Mobile hybrid apps bridge the gap between native apps and mobile web apps by providing platform independence, access to device hardware, and the ability to function in offline mode. Like native apps, the hybrid ones can also be distributed from the app store or through an enterprise distribution mechanism.

In this case, you can build or design apps by using HTML5 pages, which are executed from the web browser and which are embedded in a native container app (container implementation through iOS, Android, Windows Phone, and so on). You can also use CSS or JavaScript (apart from HTML) to implement the UI for hybrid apps.

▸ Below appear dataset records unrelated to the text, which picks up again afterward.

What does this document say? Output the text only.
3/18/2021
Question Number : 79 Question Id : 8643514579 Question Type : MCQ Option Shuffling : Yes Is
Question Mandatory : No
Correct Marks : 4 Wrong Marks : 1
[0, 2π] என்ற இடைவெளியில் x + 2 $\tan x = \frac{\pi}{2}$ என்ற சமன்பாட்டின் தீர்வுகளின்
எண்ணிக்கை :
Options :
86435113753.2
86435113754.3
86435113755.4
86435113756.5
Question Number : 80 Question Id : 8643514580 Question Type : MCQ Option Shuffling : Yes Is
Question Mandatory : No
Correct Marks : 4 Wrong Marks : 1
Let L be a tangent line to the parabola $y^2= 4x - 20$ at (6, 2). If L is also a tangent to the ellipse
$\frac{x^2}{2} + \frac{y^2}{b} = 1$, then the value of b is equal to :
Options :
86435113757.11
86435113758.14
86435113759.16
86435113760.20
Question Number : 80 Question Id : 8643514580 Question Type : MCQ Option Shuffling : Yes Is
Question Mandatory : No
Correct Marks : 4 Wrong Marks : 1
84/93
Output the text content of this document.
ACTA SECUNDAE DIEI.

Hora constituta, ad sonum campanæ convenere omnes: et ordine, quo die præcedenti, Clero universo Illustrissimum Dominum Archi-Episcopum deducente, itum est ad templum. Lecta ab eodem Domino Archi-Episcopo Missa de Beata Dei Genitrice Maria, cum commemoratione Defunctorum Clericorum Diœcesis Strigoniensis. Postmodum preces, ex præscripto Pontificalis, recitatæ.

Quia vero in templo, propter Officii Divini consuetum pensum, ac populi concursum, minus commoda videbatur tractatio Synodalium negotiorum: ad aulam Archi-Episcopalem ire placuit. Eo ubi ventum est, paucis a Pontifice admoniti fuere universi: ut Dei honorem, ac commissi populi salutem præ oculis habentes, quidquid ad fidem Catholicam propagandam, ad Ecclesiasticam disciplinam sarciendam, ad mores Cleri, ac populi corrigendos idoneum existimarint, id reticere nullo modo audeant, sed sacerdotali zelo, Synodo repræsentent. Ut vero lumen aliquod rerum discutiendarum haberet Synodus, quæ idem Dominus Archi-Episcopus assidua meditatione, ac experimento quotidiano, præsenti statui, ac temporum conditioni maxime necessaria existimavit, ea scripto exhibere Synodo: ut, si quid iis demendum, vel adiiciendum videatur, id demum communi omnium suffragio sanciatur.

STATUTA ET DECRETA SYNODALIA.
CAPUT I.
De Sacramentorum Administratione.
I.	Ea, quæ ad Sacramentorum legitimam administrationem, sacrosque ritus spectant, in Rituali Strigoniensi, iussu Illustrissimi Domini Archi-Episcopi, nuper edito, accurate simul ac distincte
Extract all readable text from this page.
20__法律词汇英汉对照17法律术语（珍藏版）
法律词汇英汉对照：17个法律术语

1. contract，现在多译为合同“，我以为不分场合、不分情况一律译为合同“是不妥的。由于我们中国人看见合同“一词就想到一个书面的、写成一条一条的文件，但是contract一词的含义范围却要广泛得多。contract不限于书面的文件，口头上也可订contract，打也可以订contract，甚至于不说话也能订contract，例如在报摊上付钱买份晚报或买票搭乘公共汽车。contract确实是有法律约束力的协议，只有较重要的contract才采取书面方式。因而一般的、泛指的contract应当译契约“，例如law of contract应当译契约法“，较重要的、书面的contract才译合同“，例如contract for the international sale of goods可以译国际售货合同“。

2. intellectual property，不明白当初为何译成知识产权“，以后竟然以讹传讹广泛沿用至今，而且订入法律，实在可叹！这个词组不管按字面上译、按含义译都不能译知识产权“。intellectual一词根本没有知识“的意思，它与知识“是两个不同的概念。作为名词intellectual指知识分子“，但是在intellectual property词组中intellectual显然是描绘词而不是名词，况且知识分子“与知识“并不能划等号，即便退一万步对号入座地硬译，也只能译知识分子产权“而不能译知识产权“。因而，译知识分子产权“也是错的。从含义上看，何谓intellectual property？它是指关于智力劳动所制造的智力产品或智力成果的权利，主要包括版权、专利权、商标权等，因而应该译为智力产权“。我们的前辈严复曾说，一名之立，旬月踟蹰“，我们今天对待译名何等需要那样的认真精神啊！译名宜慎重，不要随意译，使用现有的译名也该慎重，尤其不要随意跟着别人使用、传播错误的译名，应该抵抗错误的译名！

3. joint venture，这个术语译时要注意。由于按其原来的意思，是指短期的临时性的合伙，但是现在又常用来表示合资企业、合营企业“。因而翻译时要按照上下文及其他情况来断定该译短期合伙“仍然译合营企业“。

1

The Most Popular Client Architecture

But, which of the above client architectures should you choose for your app development and design? Well, it depends on numerous parameters, such as the device form factor, multi-platform support, UI or UX, and sporadic connectivity. And, a lot of these parameters depend on the demands of your business and apps!

So, while native apps lack support for multiple device OS platforms, web apps are unable to access device hardware and compromise on performance and UX. Only hybrid apps are able to offer multi-platform support and device hardware access, without compromising on UX and performance. No wonder enterprises are fast leaning towards the hybrid app approach!

And, there are many mobile app development tools that contain a mix of open source and licensed frameworks for hybrid apps (with cross-platform support). Some examples of such development frameworks include Apache Cordova and appEZ.